December 13, 2013

The Life of Faith

When I was in fifth grade, a boy named Scott would run up to a girl named Stephanie, grab hold of her, and try to kiss her on the mouth. She’d scream, “Get away! You’re so disgusting!” while the rest of us boys stood there laughing. As the father of three daughters, I don’t find this so funny anymore.

In her blog reflecting on relationships through the years, Adventist author Heather Thompson Day wrote: “To the boys in my sixth-grade class: You made a list of the prettiest girls in the classroom almost weekly and posted it on the girls’ bathroom door. I would have given anything if just once I could have seen my name ranked first on that list. I never did. There were days I was terrified to go to school. I was scared to see that dreaded list and where my name would fall. You taught all us girls a lesson I wish I could have forgotten: that boys want girls to be pretty. I spent a great deal of my time focusing my energy in the wrong places because of that stupid list. I didn’t care if I was smart, I didn’t care if I was funny, I didn’t care if I had a talent; I just wanted the boys to think I was pretty. Thank you for encouraging me to waste so much of my youth sizing up all the other girls in the room.”

Does the pain end in childhood? A few weeks ago in the student newspaper of Southern Adventist University, a student named Paige Burnett wrote about dressing up as a Hershey’s kiss for a fall festival. She wore pigtails, painted on freckles and rosy cheeks, and held a big cardboard sign that innocently read “Give a ticket, get a kiss” as she handed out chocolate kisses.

Paige wrote how disappointed she was to receive crude comments from college guys throughout the day. “A group of guys approached me,” she wrote, “and asked if it was a real kiss. I laughed at their question and told them that it was just candy. ‘And I’m engaged,’ I added. ‘So?’ one young man said to me. I was taken aback. ‘So?’ All I could do was just stare at him. . . . I got other comments from several other guys, such as ‘Too bad,’ or ‘You wish it was real.’ I felt like something to be used rather than something to be loved and respected.”

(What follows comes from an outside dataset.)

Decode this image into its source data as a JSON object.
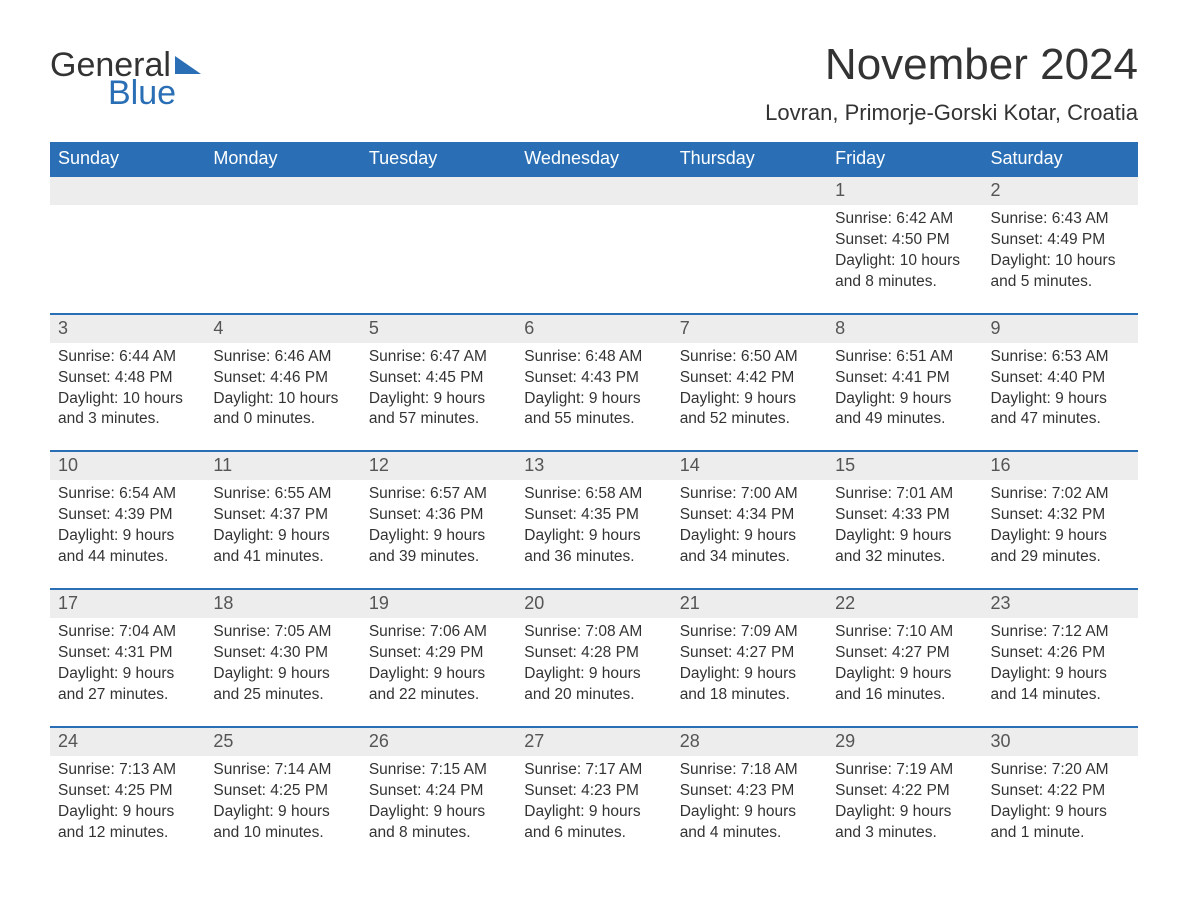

Boys and men, in case you don’t realize it, you possess the power to devastate the girls and women in your life, reducing them to mere objects.

Long ago the fabled Knight’s Code of Chivalry called men to much more than opening doors for women. All knights were to protect those who could not protect themselves, such as widows, children, and elderly. True knights possessed both physical strength and mental discipline, and were expected to use their power to lift up the weak and defenseless. They vowed to be loyal, generous, of noble bearing, to tell the truth at all times, and to always respect the honor of women.

Is there a generation of men out there ready to honor women for the beautiful people they are outside and inside? Which of you guys in grade school, middle school, high school, and college will take a stand for your female classmates? Which of you guys in the workplace, in the sporting arena, in your own home, will model true integrity to other guys who look to you?

Which of you girls and women will give the guys in your life the best gifts you could possibly give—a rejection of superficialities, a refusal to compromise, and a commitment to that timeless biblical mantra: modest is hottest.

It’s time for a bold new generation, not merely of knights and princesses, but of males and females created in the image of God, and acting like it.